- Promotional poster
- Directed by: Mahesh Manjrekar
- Written by: Mahesh Manjrekar Abhijit Deshpande Sabyasachi Dev Burman
- Starring: Mithun Chakraborty Saheb Bhattacharya Laboni Sarkar Barkha Bisht Sengupta Anindya Banerjee
- Cinematography: Shailesh Awasthi
- Edited by: Rahul Bhatnagar
- Music by: Ajit and Sameer
- Production company: Shree Venkatesh Films
- Release date: 12 August 2011;
- Running time: 123 minutes
- Country: India
- Language: Bengali

= Ami Shubhash Bolchi =

Ami Shubhash Bolchi (lit. 'Subhas is speaking') is a 2011 Indian Bengali language vigilante action drama film written and directed by Mahesh Manjrekar, marking his directorial debut in Bengali cinema. Produced by Shrikant Mohta under the banner of Shree Venkatesh Films, it stars Mithun Chakraborty and Anindya Banerjee in lead roles, alongside Saheb Bhattacharya, Laboni Sarkar, Karan Aanand, Barkha Bisht Sengupta in other pivotal roles. It plots the story of an ordinary man Debabrata Bose, who is known to those who dislike him as a typical Bengali person. Unfortunately by the pressure of circumstances, when he shames himself for being born as a Bengali, the greatest freedom fighter Netaji Subhas Chandra Bose comes into his life to acknowledge the real power of the Bengali race. It is a remake of the director's Marathi film Me Shivajiraje Bhosale Boltoy.

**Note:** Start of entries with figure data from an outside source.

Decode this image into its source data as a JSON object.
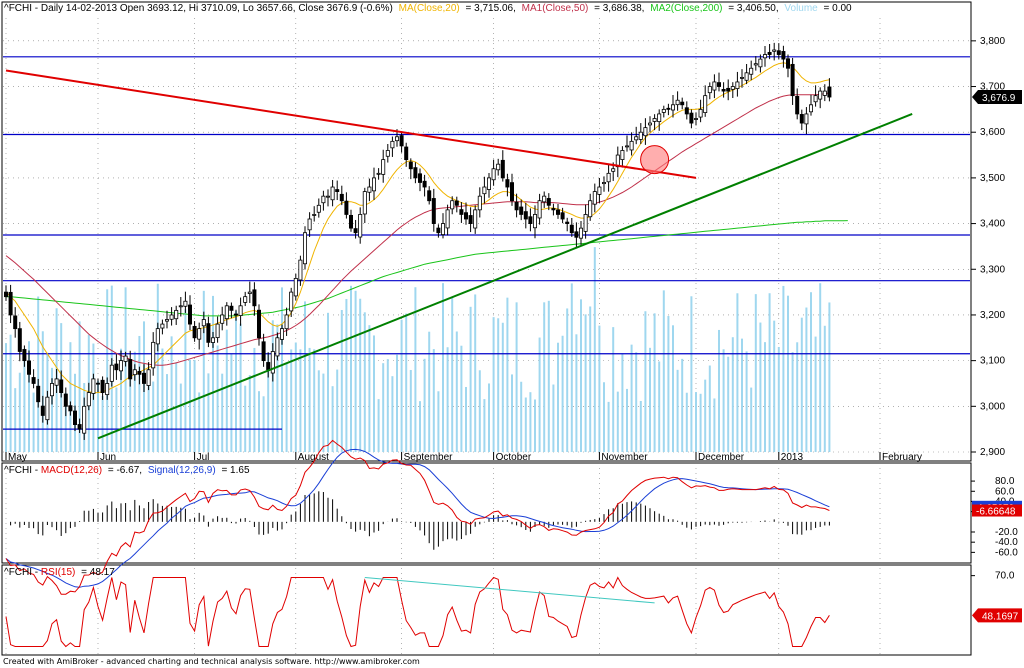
{
  "colors": {
    "up_candle": "#ffffff",
    "down_candle": "#000000",
    "ma20": "#f0b400",
    "ma50": "#c0304a",
    "ma200": "#19c419",
    "volume": "#9fd7ef",
    "hline": "#0000c8",
    "red_trend": "#e00000",
    "green_trend": "#008000",
    "macd": "#e00000",
    "signal": "#1a3fd6",
    "rsi": "#e00000",
    "rsi_div": "#40c8c0",
    "grid": "#808080"
  },
  "header": {
    "prefix": "^FCHI - Daily 14-02-2013 Open 3693.12, Hi 3710.09, Lo 3657.66, Close 3676.9 (-0.6%)",
    "ma_label": "MA(Close,20)",
    "ma_value": "= 3,715.06,",
    "ma1_label": "MA1(Close,50)",
    "ma1_value": "= 3,686.38,",
    "ma2_label": "MA2(Close,200)",
    "ma2_value": "= 3,406.50,",
    "vol_label": "Volume",
    "vol_value": "= 0.00"
  },
  "macd_header": {
    "prefix": "^FCHI - ",
    "macd_label": "MACD(12,26)",
    "macd_value": "= -6.67,",
    "signal_label": "Signal(12,26,9)",
    "signal_value": "= 1.65"
  },
  "rsi_header": {
    "prefix": "^FCHI - ",
    "rsi_label": "RSI(15)",
    "rsi_value": "= 48.17"
  },
  "footer": "Created with AmiBroker - advanced charting and technical analysis software. http://www.amibroker.com",
  "chart_data": {
    "type": "candlestick",
    "ylim": [
      2900,
      3850
    ],
    "y_ticks": [
      "3,800",
      "3,700",
      "3,600",
      "3,500",
      "3,400",
      "3,300",
      "3,200",
      "3,100",
      "3,000",
      "2,900"
    ],
    "last_value_label": "3,676.9",
    "months": [
      {
        "label": "May",
        "at": 0
      },
      {
        "label": "Jun",
        "at": 20
      },
      {
        "label": "Jul",
        "at": 41
      },
      {
        "label": "August",
        "at": 63
      },
      {
        "label": "September",
        "at": 86
      },
      {
        "label": "October",
        "at": 106
      },
      {
        "label": "November",
        "at": 129
      },
      {
        "label": "December",
        "at": 150
      },
      {
        "label": "2013",
        "at": 168
      },
      {
        "label": "February",
        "at": 190
      }
    ],
    "close": [
      3240,
      3200,
      3170,
      3120,
      3100,
      3070,
      3050,
      3010,
      2980,
      3020,
      3050,
      3060,
      3030,
      3000,
      2990,
      2960,
      2950,
      3000,
      3030,
      3060,
      3050,
      3030,
      3050,
      3090,
      3080,
      3100,
      3110,
      3060,
      3080,
      3070,
      3050,
      3080,
      3140,
      3170,
      3180,
      3190,
      3200,
      3210,
      3220,
      3230,
      3180,
      3150,
      3170,
      3190,
      3140,
      3150,
      3180,
      3200,
      3220,
      3210,
      3200,
      3220,
      3240,
      3250,
      3220,
      3150,
      3100,
      3080,
      3120,
      3150,
      3170,
      3200,
      3250,
      3280,
      3320,
      3380,
      3410,
      3420,
      3440,
      3460,
      3460,
      3480,
      3470,
      3450,
      3420,
      3390,
      3380,
      3420,
      3470,
      3480,
      3500,
      3510,
      3540,
      3560,
      3580,
      3590,
      3570,
      3540,
      3520,
      3500,
      3490,
      3480,
      3450,
      3400,
      3380,
      3400,
      3430,
      3450,
      3440,
      3420,
      3410,
      3400,
      3430,
      3460,
      3480,
      3500,
      3520,
      3530,
      3500,
      3480,
      3450,
      3430,
      3420,
      3410,
      3400,
      3420,
      3450,
      3460,
      3440,
      3430,
      3420,
      3410,
      3400,
      3380,
      3370,
      3390,
      3420,
      3450,
      3470,
      3480,
      3490,
      3510,
      3520,
      3550,
      3560,
      3570,
      3580,
      3590,
      3600,
      3610,
      3620,
      3630,
      3640,
      3650,
      3650,
      3660,
      3670,
      3660,
      3640,
      3620,
      3630,
      3650,
      3680,
      3700,
      3710,
      3700,
      3690,
      3690,
      3700,
      3710,
      3720,
      3730,
      3740,
      3750,
      3760,
      3770,
      3770,
      3780,
      3770,
      3760,
      3740,
      3680,
      3640,
      3620,
      3640,
      3660,
      3680,
      3690,
      3690,
      3677
    ],
    "ma20_values": [
      3250,
      3240,
      3230,
      3215,
      3200,
      3185,
      3170,
      3150,
      3130,
      3115,
      3100,
      3085,
      3070,
      3060,
      3050,
      3045,
      3040,
      3035,
      3032,
      3030,
      3030,
      3032,
      3035,
      3040,
      3045,
      3050,
      3058,
      3065,
      3070,
      3075,
      3080,
      3085,
      3090,
      3100,
      3110,
      3120,
      3130,
      3140,
      3150,
      3160,
      3165,
      3168,
      3170,
      3172,
      3175,
      3178,
      3182,
      3186,
      3190,
      3193,
      3196,
      3200,
      3205,
      3208,
      3210,
      3205,
      3195,
      3185,
      3178,
      3175,
      3180,
      3190,
      3205,
      3225,
      3250,
      3280,
      3310,
      3340,
      3365,
      3390,
      3410,
      3425,
      3438,
      3445,
      3448,
      3448,
      3445,
      3440,
      3440,
      3445,
      3452,
      3462,
      3475,
      3490,
      3505,
      3518,
      3528,
      3535,
      3538,
      3535,
      3528,
      3518,
      3505,
      3490,
      3478,
      3468,
      3460,
      3455,
      3450,
      3446,
      3442,
      3438,
      3437,
      3440,
      3445,
      3452,
      3460,
      3466,
      3470,
      3470,
      3466,
      3460,
      3452,
      3444,
      3436,
      3432,
      3430,
      3432,
      3434,
      3434,
      3432,
      3428,
      3424,
      3420,
      3415,
      3412,
      3412,
      3415,
      3422,
      3432,
      3445,
      3460,
      3475,
      3492,
      3510,
      3528,
      3545,
      3560,
      3575,
      3588,
      3598,
      3607,
      3615,
      3623,
      3630,
      3637,
      3643,
      3648,
      3650,
      3650,
      3650,
      3652,
      3656,
      3662,
      3670,
      3677,
      3683,
      3688,
      3692,
      3697,
      3702,
      3708,
      3714,
      3720,
      3727,
      3734,
      3740,
      3746,
      3750,
      3752,
      3750,
      3743,
      3732,
      3720,
      3712,
      3708,
      3708,
      3710,
      3713,
      3715
    ],
    "ma50_values": [
      3330,
      3322,
      3314,
      3305,
      3296,
      3287,
      3278,
      3268,
      3258,
      3248,
      3238,
      3228,
      3218,
      3208,
      3198,
      3188,
      3178,
      3168,
      3158,
      3150,
      3142,
      3135,
      3128,
      3122,
      3116,
      3111,
      3107,
      3103,
      3099,
      3096,
      3094,
      3092,
      3091,
      3090,
      3090,
      3091,
      3093,
      3095,
      3098,
      3101,
      3104,
      3107,
      3110,
      3113,
      3116,
      3119,
      3122,
      3125,
      3128,
      3131,
      3134,
      3137,
      3140,
      3143,
      3146,
      3148,
      3150,
      3152,
      3155,
      3158,
      3162,
      3166,
      3171,
      3177,
      3184,
      3192,
      3201,
      3211,
      3221,
      3232,
      3243,
      3254,
      3265,
      3276,
      3286,
      3296,
      3305,
      3314,
      3323,
      3332,
      3341,
      3350,
      3359,
      3368,
      3377,
      3386,
      3394,
      3401,
      3408,
      3414,
      3419,
      3424,
      3428,
      3431,
      3433,
      3434,
      3435,
      3436,
      3437,
      3438,
      3439,
      3440,
      3441,
      3442,
      3443,
      3444,
      3445,
      3446,
      3447,
      3448,
      3448,
      3448,
      3448,
      3448,
      3447,
      3446,
      3446,
      3446,
      3446,
      3446,
      3445,
      3444,
      3443,
      3442,
      3441,
      3441,
      3441,
      3442,
      3444,
      3447,
      3450,
      3454,
      3458,
      3463,
      3468,
      3474,
      3480,
      3487,
      3494,
      3501,
      3508,
      3515,
      3522,
      3529,
      3536,
      3543,
      3550,
      3557,
      3563,
      3569,
      3575,
      3581,
      3587,
      3593,
      3599,
      3605,
      3611,
      3617,
      3623,
      3629,
      3635,
      3641,
      3647,
      3653,
      3658,
      3663,
      3668,
      3672,
      3676,
      3679,
      3681,
      3682,
      3682,
      3682,
      3682,
      3682,
      3682,
      3683,
      3684,
      3686
    ],
    "ma200_values": [
      3240,
      3240,
      3239,
      3238,
      3237,
      3236,
      3235,
      3234,
      3233,
      3232,
      3231,
      3230,
      3229,
      3228,
      3227,
      3226,
      3225,
      3224,
      3223,
      3222,
      3221,
      3220,
      3219,
      3218,
      3217,
      3216,
      3215,
      3214,
      3213,
      3212,
      3211,
      3210,
      3209,
      3208,
      3207,
      3206,
      3205,
      3204,
      3203,
      3202,
      3201,
      3200,
      3199,
      3198,
      3198,
      3198,
      3198,
      3198,
      3198,
      3198,
      3198,
      3199,
      3200,
      3201,
      3202,
      3203,
      3204,
      3205,
      3206,
      3208,
      3210,
      3212,
      3214,
      3216,
      3218,
      3221,
      3224,
      3227,
      3230,
      3233,
      3236,
      3240,
      3244,
      3248,
      3252,
      3256,
      3260,
      3264,
      3268,
      3272,
      3276,
      3280,
      3284,
      3287,
      3290,
      3293,
      3296,
      3299,
      3302,
      3305,
      3308,
      3311,
      3313,
      3315,
      3317,
      3319,
      3321,
      3323,
      3325,
      3327,
      3329,
      3331,
      3333,
      3334,
      3335,
      3336,
      3337,
      3338,
      3339,
      3340,
      3341,
      3342,
      3343,
      3344,
      3345,
      3346,
      3347,
      3348,
      3349,
      3350,
      3351,
      3352,
      3353,
      3354,
      3355,
      3356,
      3357,
      3358,
      3359,
      3360,
      3361,
      3362,
      3363,
      3364,
      3365,
      3366,
      3367,
      3368,
      3369,
      3370,
      3371,
      3372,
      3373,
      3374,
      3375,
      3376,
      3377,
      3378,
      3379,
      3380,
      3381,
      3382,
      3383,
      3384,
      3385,
      3386,
      3387,
      3388,
      3389,
      3390,
      3391,
      3392,
      3393,
      3394,
      3395,
      3396,
      3397,
      3398,
      3399,
      3400,
      3401,
      3402,
      3403,
      3403,
      3404,
      3404,
      3405,
      3405,
      3406,
      3406,
      3406,
      3406,
      3406,
      3406.5
    ],
    "horizontal_levels": [
      3765,
      3595,
      3375,
      3275,
      3115
    ],
    "short_level": {
      "y": 2950,
      "x_end": 60
    },
    "red_trendline": [
      {
        "x": 0,
        "y": 3735
      },
      {
        "x": 150,
        "y": 3500
      }
    ],
    "green_trendline": [
      {
        "x": 20,
        "y": 2930
      },
      {
        "x": 197,
        "y": 3640
      }
    ],
    "marked_zone": {
      "x": 141,
      "y": 3540
    },
    "macd_axis": {
      "ylim": [
        -75,
        90
      ],
      "ticks": [
        "80.0",
        "60.0",
        "40.0",
        "20.0",
        "-20.0",
        "-40.0",
        "-60.0"
      ]
    },
    "macd_value_label": "1.65279",
    "macd_last_label": "-6.66648",
    "rsi_axis": {
      "ylim": [
        28,
        72
      ],
      "ticks": [
        "70.0"
      ]
    },
    "rsi_value_label": "48.1697"
  }
}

Mithun said of the film: "I have done nearly 350 films and this is my boldest film, ever".

==Plot==
Ami Shubhash Bolchi is the story of Netaji Subhas Chandra Bose who comes into the life of struggling Debabrata (Mithun) and through him, Netaji helps to awaken the Bengalis from "sleep" and acts as a super hero.

==Summary==
Debabrata Bose happens to be a laid back 'typical middle class Bengali' who tries to change himself after repeated insults by various people in various forms. He also finds that, the Bengalis are bending backwards to please people of other communities and many Bengalis are deep rooted in large corruption. Entering as the greatest Bengali patriot ever, our 'Netaji', cannot keep quiet seeing all these, rises from immortality and makes a comeback to help Debabrata to rejuvenate and motivate the Bengalis. He helps Debabrata to stand up to voice against, particularly a non-Bengali promoter who plans to get hold of Debabrata's plot by kidnapping him and his family, but Debabrata manages to teach him a lesson with the help of invisible 'INA' sword given to him by Netaji.

== Cast ==
- Mithun Chakraborty as Debabrata Bose
- Saheb Bhattacharya as Rahul Bose, Debabrata's son
- Laboni Sarkar as Sumitra Bose, Debabrata's wife
- Barkha Bisht Sengupta as Charulata Bose, Debabrata's daughter
- Bharat Kaul as Ramniklal Gosalia, the real estate king
- Siddhartha Jadhav as Usman Mondal
- Anindya Banerjee as Netaji Subhash Chandra Bose
- Abhijit Lahiri as Chandramohan Laha
- Vineet Kumar Singh as Dubey (neighbour taxi driver)
- Karan Aanand as Karan
- Mahesh Manjrekar as Chhatrapati Shivaji Maharaj (cameo)
- Bharat Ganeshpure as Doctor
- Shubrajyoti Barat as Netaji's Deputy

==Reception==

The movie was critically acclaimed by the critics. Mithun Chakroborty's performance was praised by all. The film went on to be an average grosser in box office.